Die Entwicklung der Duoplan führte 1929 zur Entwicklung des bis heute kleinsten Mechanikwerks der Welt, des Kalibers 101, dessen ursprünglich 74 (heute 98) Bauteile gemeinsam etwa ein Gramm wogen. Die zweite mit dem Kaliber 101 ausgestattete Uhrenlinie, die Joaillerie 101 Étrier, erschien in den 1930er Jahren. 1953 trug Königin Elisabeth II. bei ihrer Krönung eine Jaeger-LeCoultre 101 am Handgelenk. Seit 1931 wird das Modell Reverso mit Wendegehäuse angeboten, das ursprünglich für Polospieler entwickelt wurde und bei der das Uhrglas aus Mineralglas auf die Rückseite gewendet werden kann.
Nach dem Zusammengehen von Jacques-David LeCoultre mit Edmond Jaeger, dem Uhrmacher der französischen Marine und Lieferanten von Cartier, im Jahr 1930 entstand die Firmenbezeichnung Jaeger-LeCoultre.

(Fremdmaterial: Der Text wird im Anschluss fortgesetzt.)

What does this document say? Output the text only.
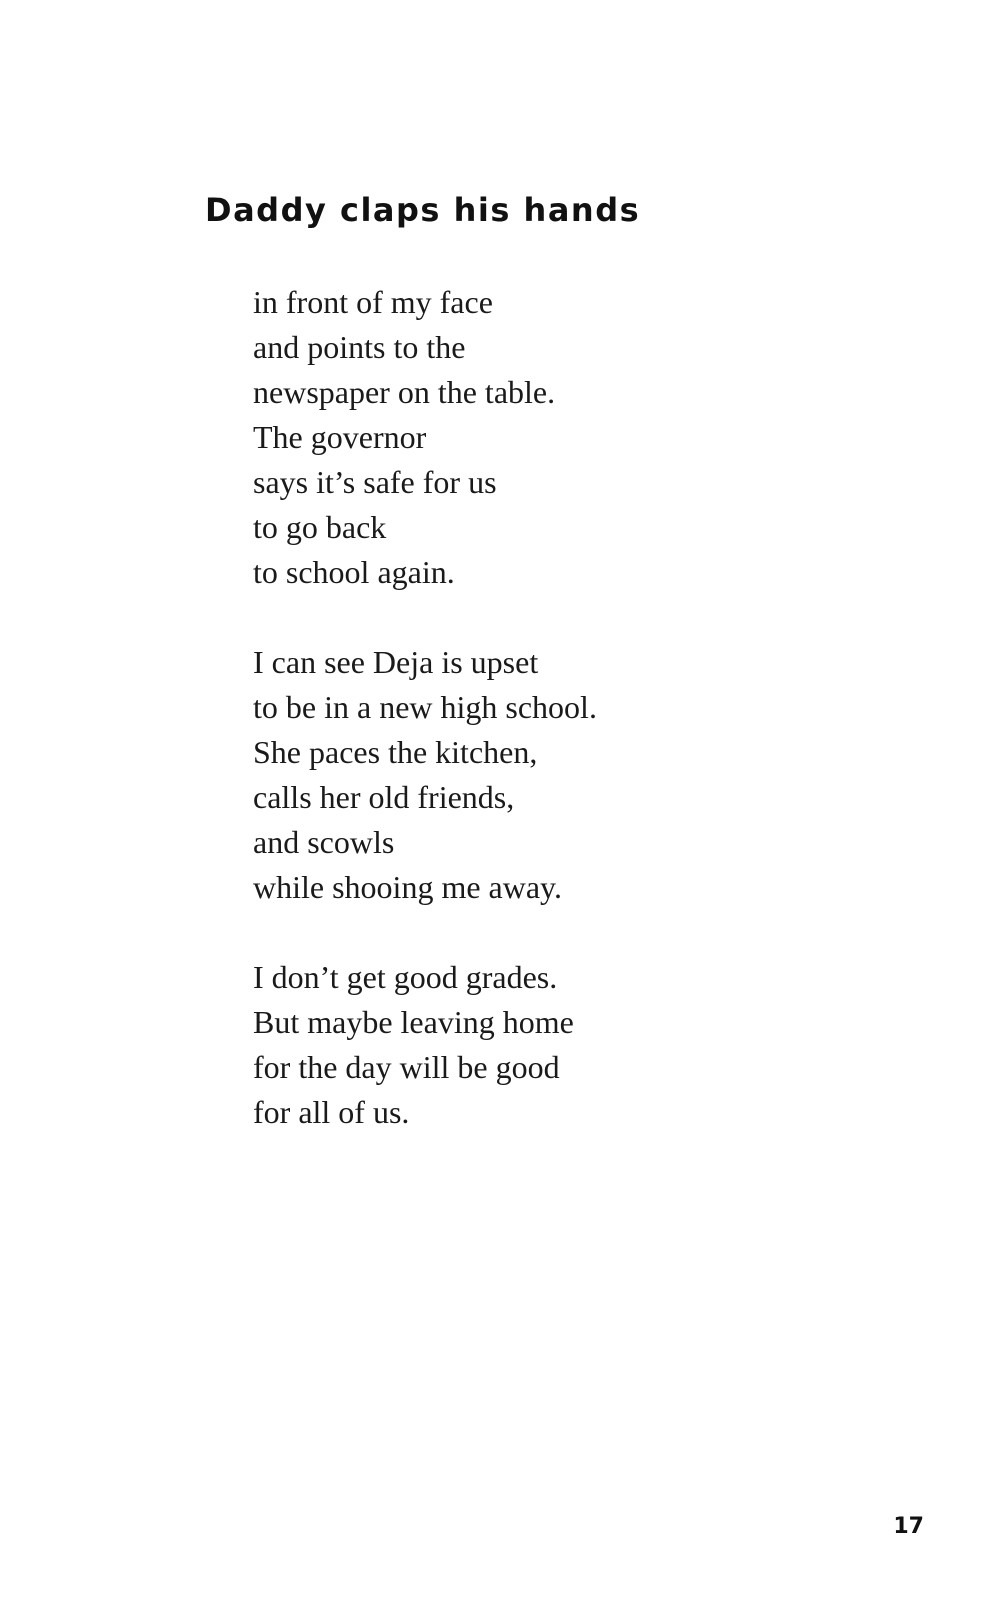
Daddy claps his hands

in front of my face
and points to the
newspaper on the table.
The governor
says it’s safe for us
to go back
to school again.

I can see Deja is upset
to be in a new high school.
She paces the kitchen,
calls her old friends,
and scowls
while shooing me away.

I don’t get good grades.
But maybe leaving home
for the day will be good
for all of us.

17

Die „atmosphärisch“ angetriebene Tischuhr Atmos wurde 1928 von Jean-Léon Reutter in Neuenburg entwickelt, der die Patente 1930 an Edmond Jaeger verkaufte. Die erste, 1928 patentierte Version, die heute als Atmos 1 bekannt ist, wurde 1930 durch die Compagnie Générale de Radiologie (CGR) vermarktet. 1936 erwarb LeCoultre zunächst die Patente für Frankreich, 1937 auch für die Schweiz. Während der darauffolgenden zehn Jahre widmete sich das Unternehmen der Verbesserung des Mechanismus, bevor 1946 mit ihrer Fertigung in der heutigen Form begonnen wurde. 2003 brachte JLC die durch das Kaliber Jaeger-LeCoultre 583 angetriebene und aus 1460 Bauteilen bestehende Atmos Mystérieuse auf den Markt. Seit 2008 gedenkt Jaeger-LeCoultre des österreichischen Künstlers Gustav Klimt, indem ihm die Atmos Marqueterie in einer Auflage von zehn Stück gewidmet wurde, die sich an Klimts Werk Die Erwartung anlehnt.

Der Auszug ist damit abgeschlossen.